During Saturday night’s telecast, audio was often absent during replays and was virtually non-existent during the intermission performances of Ray Martin of the local band Shame for Sydney. Not only were Martin’s songs muffled and unintelligible, the framing of the shots was horrible (see above picture).
An argument might be made that bad streaming is better than no streaming, but given the shoddiness of the telecasts to date, that’s debatable.
Still to come is American Flat Track coverage by NBCSN, which presumably will be an improvement. It better be. The press release back in January announcing an “exclusive television partnership” promises “one-hour, tape-delayed telecasts on Thursday nights.” The telecasts begin in July and run for 18 weeks.
What this says is that NBCSN regards American Flat Track as filler fodder as the events will presumably appear months after the actual races have been run. Why bother with ancient history?

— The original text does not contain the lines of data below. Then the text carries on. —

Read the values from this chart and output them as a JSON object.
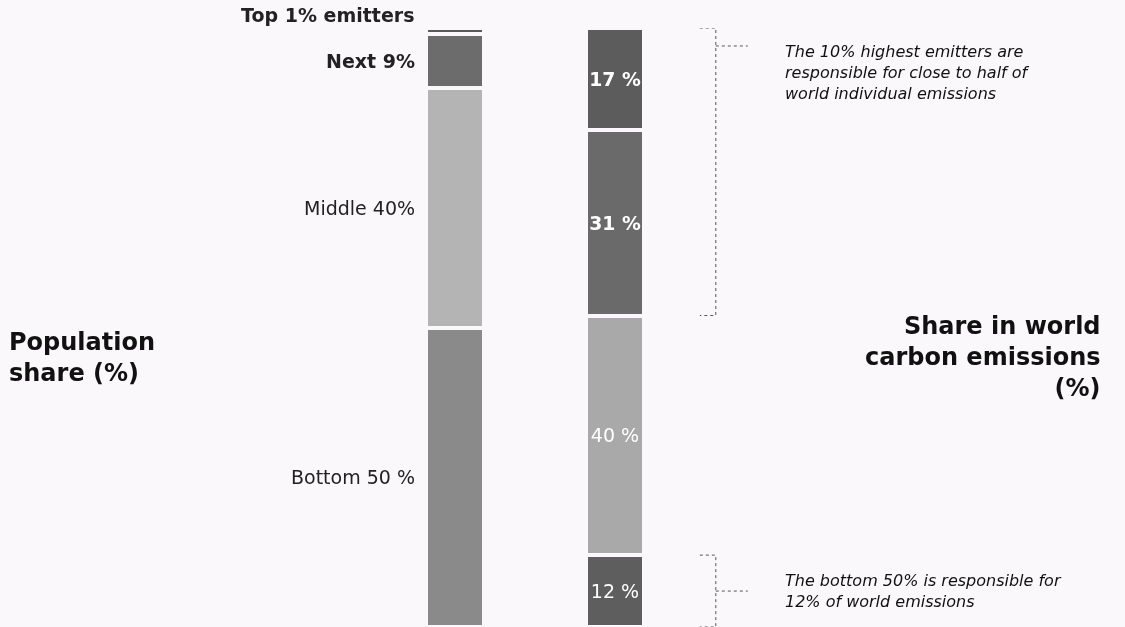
{
  "chart_data": {
    "type": "bar",
    "stacked": true,
    "legend": false,
    "categories": [
      null,
      null
    ],
    "series": [
      {
        "name": "Bottom 50 %",
        "colors": [
          "#8a8a8a",
          "#5e5e5e"
        ],
        "values": [
          50,
          12
        ],
        "value_labels": [
          null,
          "12 %"
        ]
      },
      {
        "name": "Middle 40%",
        "colors": [
          "#b4b4b4",
          "#a9a9a9"
        ],
        "values": [
          40,
          40
        ],
        "value_labels": [
          null,
          "40 %"
        ]
      },
      {
        "name": "Next 9%",
        "colors": [
          "#6c6c6c",
          "#6a6a6a"
        ],
        "values": [
          9,
          31
        ],
        "value_labels": [
          null,
          "31 %"
        ]
      },
      {
        "name": "Top 1% emitters",
        "colors": [
          "#5a5a5a",
          "#5c5c5c"
        ],
        "values": [
          1,
          17
        ],
        "value_labels": [
          null,
          "17 %"
        ]
      }
    ],
    "annotations": [
      "Population\nshare (%)",
      "Share in world\ncarbon emissions\n(%)",
      "The 10% highest emitters are\nresponsible for close to half of\nworld individual emissions",
      "The bottom 50% is responsible for\n12% of world emissions"
    ]
  }
}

The entry of Indian into American Flat Track presents the series with a rare opportunity for massive growth. So far, American Flat Track and FansChoice.tv are blowing it. Time to rip up this effort and start from scratch because the racers are too talented and the action too compelling to be so thoroughly shortchanged.
(Editor’s note: During a 42-year career in journalism, Bud Wilkinson spent 12 years as a TV columnist for “The Columbus Dispatch” in Ohio and “The Arizona Republic” in Phoenix and more than six seasons as off-ice reporter of live Phoenix Roadrunners’ telecasts on the regional cable network ASPN.)